A SedonaContext connects your code to the Wherobots Cloud compute environment, and there are no significant differences between Python and Scala. First, you set up the config for your compute environment, then use that configuration to launch the sedona context. We’ll use the default configuration in this notebook, but you can learn about configuring the context in our documentation.
import org.apache.sedona.spark.SedonaContext

val config = SedonaContext.builder().getOrCreate()
val sedona = SedonaContext.create(config)

Reading Data

If you are familiar with Spark code, reading data in Wherobots will look similar to you.
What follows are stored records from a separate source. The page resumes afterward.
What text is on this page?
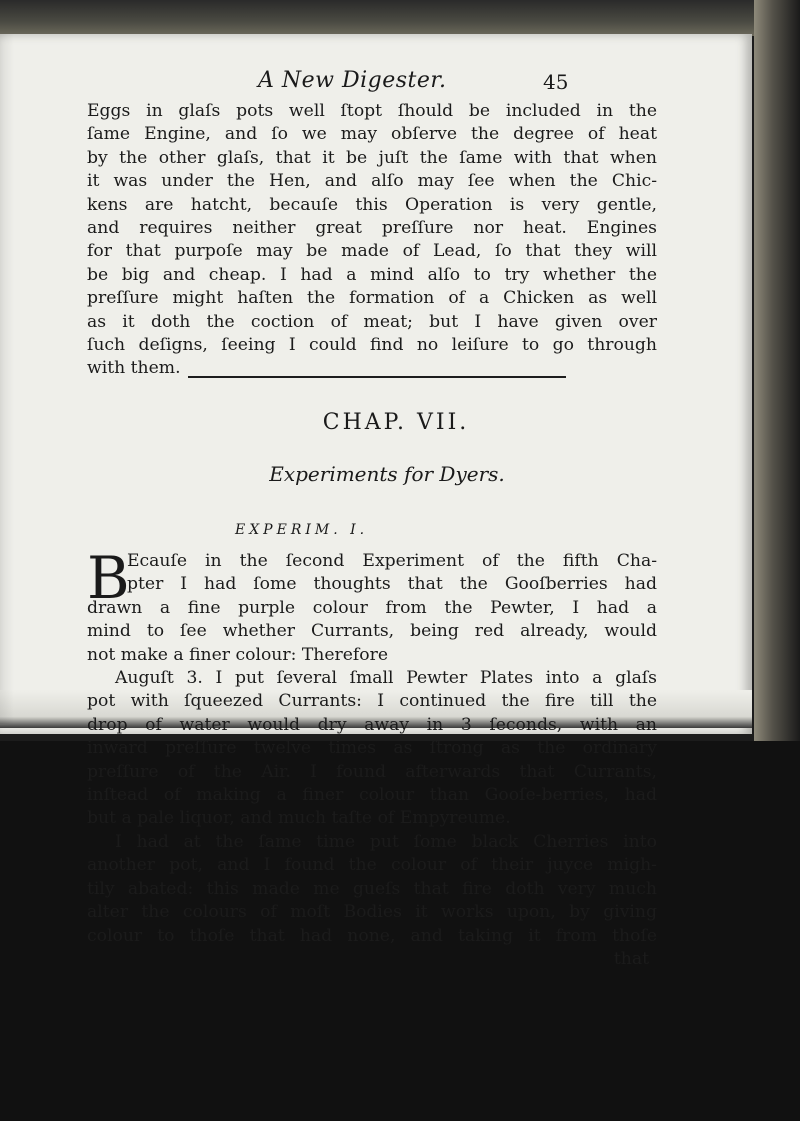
A New Digester.	45
Eggs in glaſs pots well ſtopt ſhould be included in the
ſame Engine, and ſo we may obſerve the degree of heat
by the other glaſs, that it be juſt the ſame with that when
it was under the Hen, and alſo may ſee when the Chic-
kens are hatcht, becauſe this Operation is very gentle,
and requires neither great preſſure nor heat. Engines
for that purpoſe may be made of Lead, ſo that they will
be big and cheap. I had a mind alſo to try whether the
preſſure might haſten the formation of a Chicken as well
as it doth the coction of meat; but I have given over
ſuch deſigns, ſeeing I could find no leiſure to go through
with them.
CHAP. VII.
Experiments for Dyers.
EXPERIM. I.
B
Ecauſe in the ſecond Experiment of the fifth Cha-
pter I had ſome thoughts that the Gooſberries had
drawn a fine purple colour from the Pewter, I had a
mind to ſee whether Currants, being red already, would
not make a finer colour: Therefore
Auguſt 3. I put ſeveral ſmall Pewter Plates into a glaſs
pot with ſqueezed Currants: I continued the fire till the
drop of water would dry away in 3 ſeconds, with an
inward preſſure twelve times as ſtrong as the ordinary
preſſure of the Air. I found afterwards that Currants,
inſtead of making a finer colour than Gooſe-berries, had
but a pale liquor, and much taſte of Empyreume.
I had at the ſame time put ſome black Cherries into
another pot, and I found the colour of their juyce migh-
tily abated: this made me gueſs that fire doth very much
alter the colours of moſt Bodies it works upon, by giving
colour to thoſe that had none, and taking it from thoſe
that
Wherobots includes readers for spatial data formats like GeoParquet and GeoJSON.
GeoParquet is an open, efficient format for storing geospatial data, perfect for large-scale geospatial workflows. (Docs: Loading GeoParquet)
// URI of sample data in an S3 bucket
val geoparquet_uri = "s3://wherobots-examples/data/onboarding_1/nyc_buildings.parquet"

// Load from S3 into a Sedona DataFrame
val buildings = sedona.read.format("geoparquet").load(geoparquet_uri)

buildings.printSchema()

Importing ST Functions

Wherobots in Scala supports a full DataFrame interface, or you can also use SQL queries. Here is how you can import the ST functions commonly used for spatial queries. More on the DataFrame API is available in the Wherobots documentation.
import org.apache.spark.sql.sedona_sql.expressions.st_constructors.ST_MakePoint
import org.apache.spark.sql.functions.lit

buildings.withColumn("geom2", ST_MakePoint(lit(1.2), lit(3.4)))
  .select("geom")
  .show(5, false)